The process of tea making is still a finicky yet simple method, the difference being that today we have automated factories that do a lot of the work for us.

It starts with a process known as ‘Withering’, this is when the tea leaves are still fresh and full of moisture. When the tea first arrives at the factory, it is laid out in large wire meshes in a trough, then air is blown on them, which gently dries out the leaves until they are bendy and ready for the next step in the process.

Clear jars of loose leaf tea

Before the wonders of technology, tea was rolled by hand, today we have a machine that does this all for us. The rolling machine is designed to twist and roll the leaves until they are thin and wiry, breaking a few in the process. This is good and sets the tea leaves up for the next process.

When the tea leaves are oxidized, the color, taste, and strength will be determined through this process. The rolled tea leaves are placed in troughs or laid out on a table, they will be left there for 30 minutes to 2 hours, and be surrounded by a steady temperature of 78 degrees Fahrenheit. The enzymes reacting to the air will change the color of the leaves, some will turn a deep brown, while others may go beige or green.

As previously stated, this princess affects the strength of the tea as well, so, a lighter tasting tea will have leaves that are a light brown while a stronger tea will have coppery brown leaves.

The final process is the drying or firing stage, the oxidized leaves are taken through a hot air fryer which reduces the water content of the leaves further.

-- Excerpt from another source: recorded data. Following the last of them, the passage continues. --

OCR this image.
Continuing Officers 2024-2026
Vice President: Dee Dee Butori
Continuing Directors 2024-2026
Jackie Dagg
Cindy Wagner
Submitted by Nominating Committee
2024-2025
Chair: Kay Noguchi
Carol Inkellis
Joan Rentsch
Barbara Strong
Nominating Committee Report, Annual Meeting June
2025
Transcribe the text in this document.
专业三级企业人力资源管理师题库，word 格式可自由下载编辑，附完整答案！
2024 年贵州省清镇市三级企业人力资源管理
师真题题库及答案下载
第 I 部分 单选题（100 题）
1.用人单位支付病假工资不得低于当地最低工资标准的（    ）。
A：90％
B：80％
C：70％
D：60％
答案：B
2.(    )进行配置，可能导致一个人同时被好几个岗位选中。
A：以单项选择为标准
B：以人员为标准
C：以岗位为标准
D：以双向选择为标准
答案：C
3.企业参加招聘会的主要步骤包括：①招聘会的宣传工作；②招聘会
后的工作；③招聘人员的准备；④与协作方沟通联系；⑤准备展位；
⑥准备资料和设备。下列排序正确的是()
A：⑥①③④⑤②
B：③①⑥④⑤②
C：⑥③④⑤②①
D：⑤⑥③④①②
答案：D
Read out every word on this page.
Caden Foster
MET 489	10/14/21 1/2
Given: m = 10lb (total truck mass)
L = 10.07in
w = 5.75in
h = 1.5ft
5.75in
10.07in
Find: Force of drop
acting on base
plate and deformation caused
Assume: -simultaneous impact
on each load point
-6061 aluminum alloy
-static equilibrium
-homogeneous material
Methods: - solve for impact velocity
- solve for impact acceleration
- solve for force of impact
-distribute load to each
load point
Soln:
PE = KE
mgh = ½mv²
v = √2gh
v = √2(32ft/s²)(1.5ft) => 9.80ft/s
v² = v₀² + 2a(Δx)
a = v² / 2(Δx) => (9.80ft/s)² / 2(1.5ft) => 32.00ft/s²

Once this process is complete, the tea leaves will be ready to be sorted and packed into the handy little tea bags we have today.

Does Tea Expire Or Go Bad

Tea as a general rule stays fresh for long periods of time, it will be at its freshest for 3 months for tea bags after manufacturing and up to a year for a tin of loose tea leaves. At the end of this time, the tea is not necessarily bad or expired, it is simply not at its freshest and may not taste as strongly.

In fact, tea is an extremely forgiving beverage. If it is not stored as it should be, in an airtight glass or metal tin, it will merely grow duller in flavor, and you will have a weaker cup of tea than you want. Tea will only ever go bad if it is exposed to moisture or excessive heat, at this point it might go moldy and go bad.

Tea can be affected by moisture, heat, and air, as such, it is best to keep your tea bags or loose tea leaves in a special tea tin. You can also use a mason jar in a pinch. In addition to a good tea tin, it is a good idea to keep your tea in a dark place that is not in direct light or exposed to heat.

Final Thoughts

Tea has been around a long time, it has lasted for generations and is still one of the top beverages in the world. It has a rich history and a fascinating production process, all of which we have learned about in this article.

Of course, we answered the important question regarding tea expiration. The summarized answer to this is that tea is unlikely to expire or go bad unless it is improperly stored or exposed to moisture, heat, or light. So, if you want to keep your tea fresh, make sure to drink it soon after it has been bought so that it retains the beautiful strong flavor. After that, you may end up with a less strong tea, but it will still not be expired.

That is all for this article, now it is time for you to go and make your own steaming cup of tea.